I resisted cyclocross for a good long while. It interferes with climbing season, I said. Carrying your bike is stupid, I said. Bah, who wants to ride in the rain?, I said. And my last excuse? Hundreds of people do it, many who are totally out of shape. How is that a sport? (yes, and aren't I just an exclusive bitch?)
But Barkernews did not give up on me. He pressured me and pressured me and pressured me until I gave in. I admit it: I GAVE IN. It only took a little over a year and a very nice deal on a bike, thanks to my team membership. And really? Who doesn't want a new bike?
Exactly. I was going to race cyclocross.
On Saturday, that's just what we did at the aptly named Pain on the Peak. It was painful. It was dusty.

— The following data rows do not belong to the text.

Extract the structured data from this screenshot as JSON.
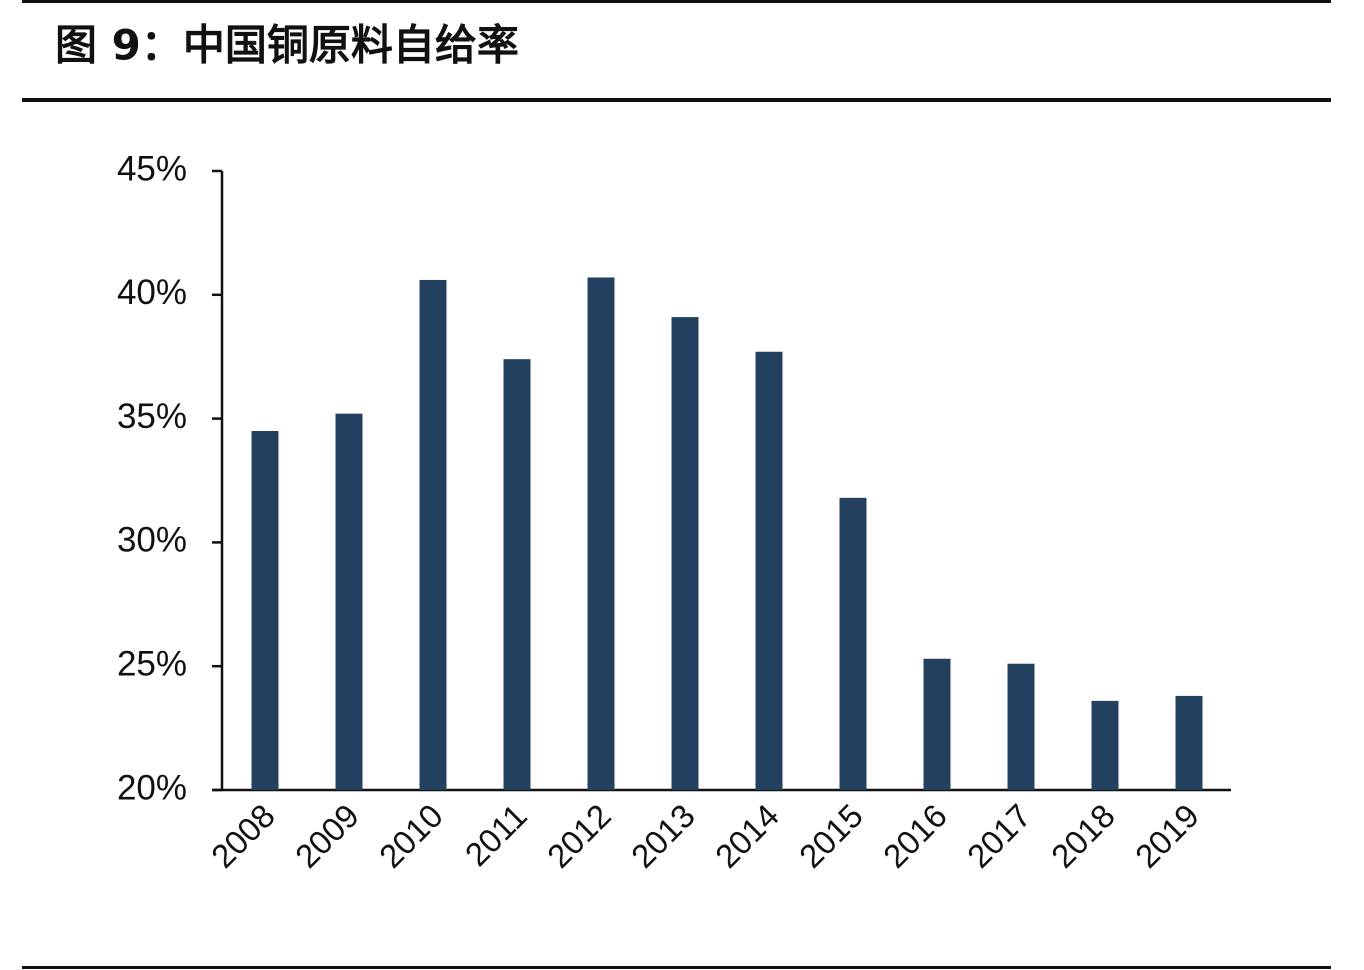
{
  "chart_data": {
    "type": "bar",
    "title": "图 9：中国铜原料自给率",
    "categories": [
      "2008",
      "2009",
      "2010",
      "2011",
      "2012",
      "2013",
      "2014",
      "2015",
      "2016",
      "2017",
      "2018",
      "2019"
    ],
    "values": [
      34.5,
      35.2,
      40.6,
      37.4,
      40.7,
      39.1,
      37.7,
      31.8,
      25.3,
      25.1,
      23.6,
      23.8
    ],
    "color": "#23405f",
    "ylim": [
      20,
      45
    ],
    "yticks": [
      {
        "value": 20,
        "label": "20%"
      },
      {
        "value": 25,
        "label": "25%"
      },
      {
        "value": 30,
        "label": "30%"
      },
      {
        "value": 35,
        "label": "35%"
      },
      {
        "value": 40,
        "label": "40%"
      },
      {
        "value": 45,
        "label": "45%"
      }
    ],
    "grid": false
  }
}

It was hot as hell.
But, ummmm...and I hate to say this out loud...it was a total blast.
Shhhhhh...don't tell Barkernews he was right. Because I will never live that one down. Ever.
Barkernews does his thing. He makes it look so painful, doesn't he?

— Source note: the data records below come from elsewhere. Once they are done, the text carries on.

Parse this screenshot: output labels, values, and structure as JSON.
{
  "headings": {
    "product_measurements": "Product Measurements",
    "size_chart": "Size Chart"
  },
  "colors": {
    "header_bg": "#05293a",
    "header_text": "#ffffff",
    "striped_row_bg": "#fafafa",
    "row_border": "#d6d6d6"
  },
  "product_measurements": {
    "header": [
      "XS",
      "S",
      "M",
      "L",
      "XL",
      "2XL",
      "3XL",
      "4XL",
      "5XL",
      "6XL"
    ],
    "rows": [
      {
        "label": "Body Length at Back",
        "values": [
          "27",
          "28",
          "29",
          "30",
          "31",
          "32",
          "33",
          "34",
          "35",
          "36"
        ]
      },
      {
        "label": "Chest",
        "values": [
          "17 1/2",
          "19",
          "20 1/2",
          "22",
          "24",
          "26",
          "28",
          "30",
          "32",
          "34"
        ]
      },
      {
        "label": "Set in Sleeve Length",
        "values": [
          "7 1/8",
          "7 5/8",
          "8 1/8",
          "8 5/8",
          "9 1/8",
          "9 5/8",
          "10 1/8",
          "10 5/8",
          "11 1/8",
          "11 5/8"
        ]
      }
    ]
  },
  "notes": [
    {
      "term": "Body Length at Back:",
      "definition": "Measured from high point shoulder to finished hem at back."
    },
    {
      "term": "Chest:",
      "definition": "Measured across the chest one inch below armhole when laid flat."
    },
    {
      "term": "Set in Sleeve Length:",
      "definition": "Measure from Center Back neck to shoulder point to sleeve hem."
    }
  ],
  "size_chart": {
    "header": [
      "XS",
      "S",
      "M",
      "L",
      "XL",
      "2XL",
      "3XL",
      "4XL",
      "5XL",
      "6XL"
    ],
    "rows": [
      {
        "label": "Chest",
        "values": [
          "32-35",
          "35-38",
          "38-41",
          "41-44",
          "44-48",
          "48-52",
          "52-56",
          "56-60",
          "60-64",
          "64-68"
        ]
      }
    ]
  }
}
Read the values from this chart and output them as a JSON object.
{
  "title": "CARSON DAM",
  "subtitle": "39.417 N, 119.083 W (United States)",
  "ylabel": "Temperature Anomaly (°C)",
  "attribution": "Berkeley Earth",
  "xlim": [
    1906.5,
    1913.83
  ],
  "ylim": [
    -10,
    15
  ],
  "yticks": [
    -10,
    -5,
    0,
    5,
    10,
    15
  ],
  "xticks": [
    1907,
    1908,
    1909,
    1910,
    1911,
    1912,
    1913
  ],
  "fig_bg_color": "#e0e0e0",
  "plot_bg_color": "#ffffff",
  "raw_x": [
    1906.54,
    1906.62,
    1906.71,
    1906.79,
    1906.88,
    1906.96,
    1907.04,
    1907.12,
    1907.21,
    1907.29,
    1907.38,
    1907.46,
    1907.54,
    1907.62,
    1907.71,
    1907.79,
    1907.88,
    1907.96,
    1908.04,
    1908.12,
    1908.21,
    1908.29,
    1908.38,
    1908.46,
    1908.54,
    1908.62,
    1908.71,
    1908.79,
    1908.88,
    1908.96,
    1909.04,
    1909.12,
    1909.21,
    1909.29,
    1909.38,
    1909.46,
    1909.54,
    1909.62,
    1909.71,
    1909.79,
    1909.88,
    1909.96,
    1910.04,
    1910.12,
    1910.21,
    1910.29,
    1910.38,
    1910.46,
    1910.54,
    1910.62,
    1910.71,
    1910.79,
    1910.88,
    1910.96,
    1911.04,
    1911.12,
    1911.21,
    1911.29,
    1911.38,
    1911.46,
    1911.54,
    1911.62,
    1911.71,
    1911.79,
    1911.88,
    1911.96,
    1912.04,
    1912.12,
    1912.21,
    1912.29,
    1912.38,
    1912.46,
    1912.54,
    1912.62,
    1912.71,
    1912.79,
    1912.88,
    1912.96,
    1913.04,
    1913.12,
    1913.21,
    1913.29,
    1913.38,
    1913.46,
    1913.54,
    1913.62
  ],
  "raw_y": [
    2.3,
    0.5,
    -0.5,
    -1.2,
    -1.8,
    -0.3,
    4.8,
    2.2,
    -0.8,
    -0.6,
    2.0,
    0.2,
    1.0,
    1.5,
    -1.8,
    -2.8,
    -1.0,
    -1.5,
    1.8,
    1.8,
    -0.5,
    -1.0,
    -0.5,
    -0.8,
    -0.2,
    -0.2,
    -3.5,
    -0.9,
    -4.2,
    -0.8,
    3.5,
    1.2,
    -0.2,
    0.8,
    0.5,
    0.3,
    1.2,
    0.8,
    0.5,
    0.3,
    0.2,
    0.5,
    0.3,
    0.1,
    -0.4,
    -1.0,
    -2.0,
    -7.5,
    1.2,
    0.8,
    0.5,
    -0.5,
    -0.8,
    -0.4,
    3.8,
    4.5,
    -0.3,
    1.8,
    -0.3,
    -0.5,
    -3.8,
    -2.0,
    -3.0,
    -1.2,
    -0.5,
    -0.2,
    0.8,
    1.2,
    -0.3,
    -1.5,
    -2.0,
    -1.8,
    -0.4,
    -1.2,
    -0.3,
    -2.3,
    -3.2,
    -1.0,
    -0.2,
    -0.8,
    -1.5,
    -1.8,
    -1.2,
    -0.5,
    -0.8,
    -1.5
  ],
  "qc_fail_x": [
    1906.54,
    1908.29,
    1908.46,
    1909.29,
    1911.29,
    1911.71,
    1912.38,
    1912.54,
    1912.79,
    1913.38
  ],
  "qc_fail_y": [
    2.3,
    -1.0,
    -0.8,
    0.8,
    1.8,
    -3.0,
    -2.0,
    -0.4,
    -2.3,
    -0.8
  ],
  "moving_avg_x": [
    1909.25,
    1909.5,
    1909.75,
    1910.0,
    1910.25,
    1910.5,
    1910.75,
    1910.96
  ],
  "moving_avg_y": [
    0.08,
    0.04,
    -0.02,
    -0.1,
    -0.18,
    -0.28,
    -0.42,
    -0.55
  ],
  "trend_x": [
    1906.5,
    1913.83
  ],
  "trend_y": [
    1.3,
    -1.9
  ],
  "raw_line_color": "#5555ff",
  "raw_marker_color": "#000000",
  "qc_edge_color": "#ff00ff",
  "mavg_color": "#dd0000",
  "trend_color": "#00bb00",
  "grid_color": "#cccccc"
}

Hazel and I warm up the cowbell.
Joe and Barkernews post-race. Makes you want to do it, doesn't it?
Barkernews pins my number on before I enter the shark tank. My stance belies my extreme nervousness. We're talking "I'm going to puke any second" nervousness. I have never done this before (outside of practice). I have no idea what I am doing. I don't want to die.
In the midst of the shark tank. I was actually in 2nd place for 2 laps, but then I realized that if one is going to race cyclocross, one should not stop training entirely in the middle of August. See Michelle right behind me? Despite taking a digger in T + 2 seconds, she still passed me. We're on the same team, so I can't be too mad at her.
Oh, the suffering. Oh, the heat. Oh, the lack of oxygen. Fun? FUN!
Post-race, chugging water. Pretty sure I died and left my lungs on the run-up. Also pretty sure I will be doing it again in two weeks.